In today’s blog, I’ll explain why the answer to the above is \(1.5\).
It seems that the above answer is unlikely. For instance, if I set \(x = 1000\) and calculated the above fraction, I get:
$$ \frac{3 \cdot 1000^3 + 5}{2 \cdot 1000^3 \; – \; 1,000,000 \cdot 1000^2} $$ $$ =\frac{600,000,000}{199,600,000,000} $$ $$ = -0.003006012\cdots $$
This is very different from \(1.5\). But appearances are deceiving.
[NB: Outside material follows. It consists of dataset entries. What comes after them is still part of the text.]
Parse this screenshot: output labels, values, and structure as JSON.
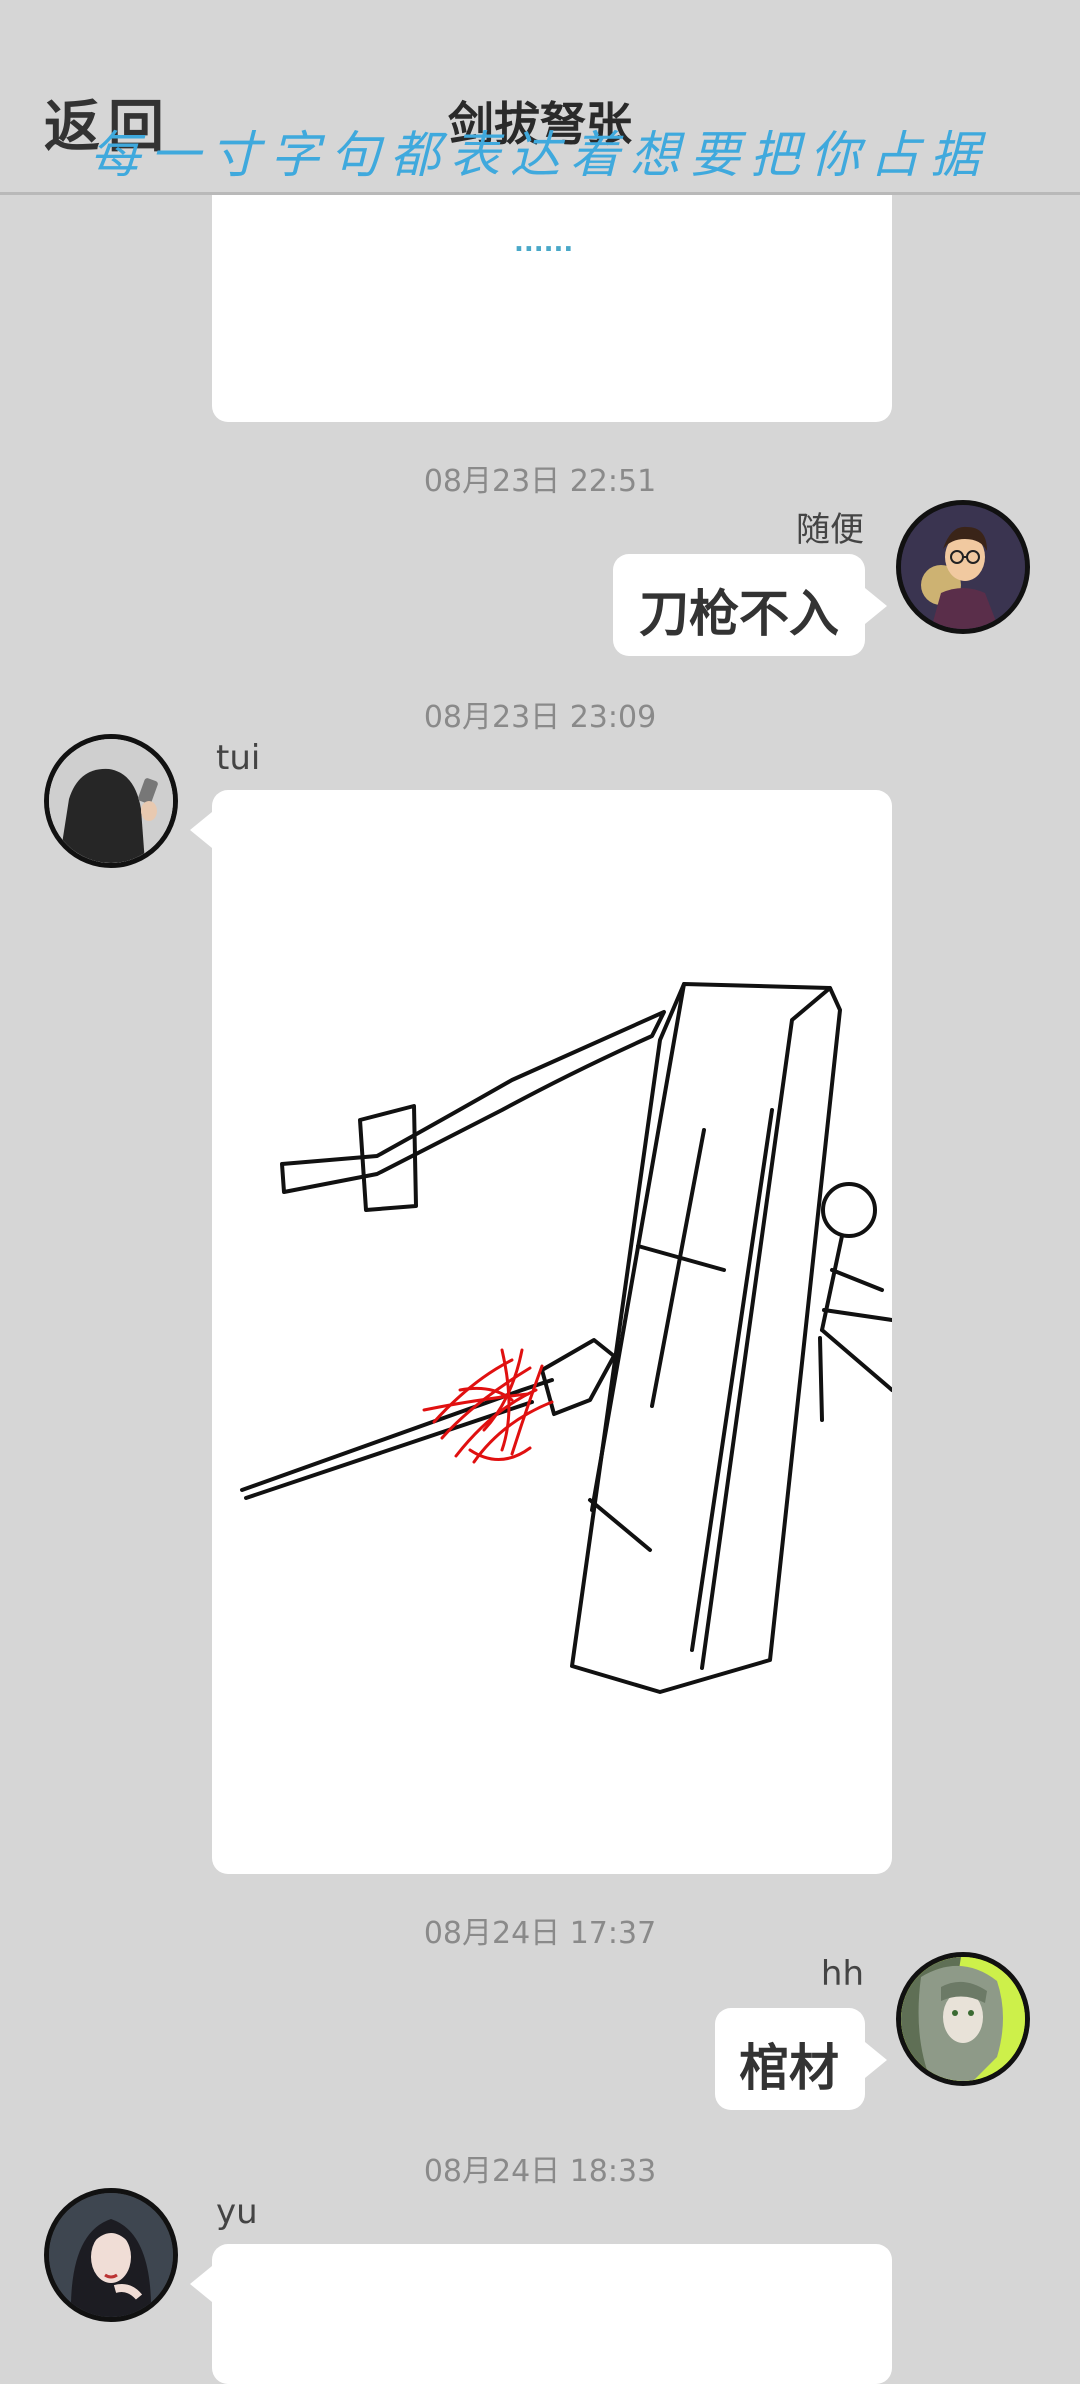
{
  "header": {
    "back_label": "返回",
    "title": "剑拔弩张",
    "subtitle": "每一寸字句都表达着想要把你占据"
  },
  "messages": [
    {
      "type": "drawing-partial",
      "dots": "......"
    },
    {
      "timestamp": "08月23日 22:51",
      "sender": "随便",
      "text": "刀枪不入",
      "side": "right",
      "avatar_icon": "glasses-man-avatar-icon"
    },
    {
      "timestamp": "08月23日 23:09",
      "sender": "tui",
      "type": "drawing",
      "side": "left",
      "avatar_icon": "hooded-figure-avatar-icon",
      "drawing_icon": "sword-spear-shield-sketch-icon"
    },
    {
      "timestamp": "08月24日 17:37",
      "sender": "hh",
      "text": "棺材",
      "side": "right",
      "avatar_icon": "green-haired-character-avatar-icon"
    },
    {
      "timestamp": "08月24日 18:33",
      "sender": "yu",
      "side": "left",
      "avatar_icon": "dark-haired-woman-avatar-icon"
    }
  ],
  "colors": {
    "background": "#d6d6d6",
    "bubble": "#ffffff",
    "subtitle": "#3fa9dd",
    "ink_red": "#e01010"
  }
}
Let’s take a closer look at that fraction. Divide both the numerator and denominator by \( x^3 \):
$$ \frac{3x^3 + 5}{2x^3 \; – \; 1,000,000 \, x^2} $$ $$ = \frac{(3x^3 + 5)/x^3}{(2x^3 \; – \; 1,000,000 \, x^2)/x^3} $$ $$ = \frac{3x^3 /x^3+ 5/x^3}{2x^3/x^3 \; – \; 1,000,000 \, x^2/x^3} $$ $$ = \frac{3 + 5/x^3}{2 \; – \; 1,000,000/x} $$
In summary,
$$ \frac{3x^3 + 5}{2x^3 \; – \; 1,000,000 \, x^2} = \frac{3 + 5/x^3}{2 \; – \; 1,000,000/x} $$
Why is this significant? Look at \( 5/x^3 \) and \(1,000,000/x\). What both of these have in common is that they become smaller and smaller as \( x \) gets larger. In fact, they both approach \( 0 \).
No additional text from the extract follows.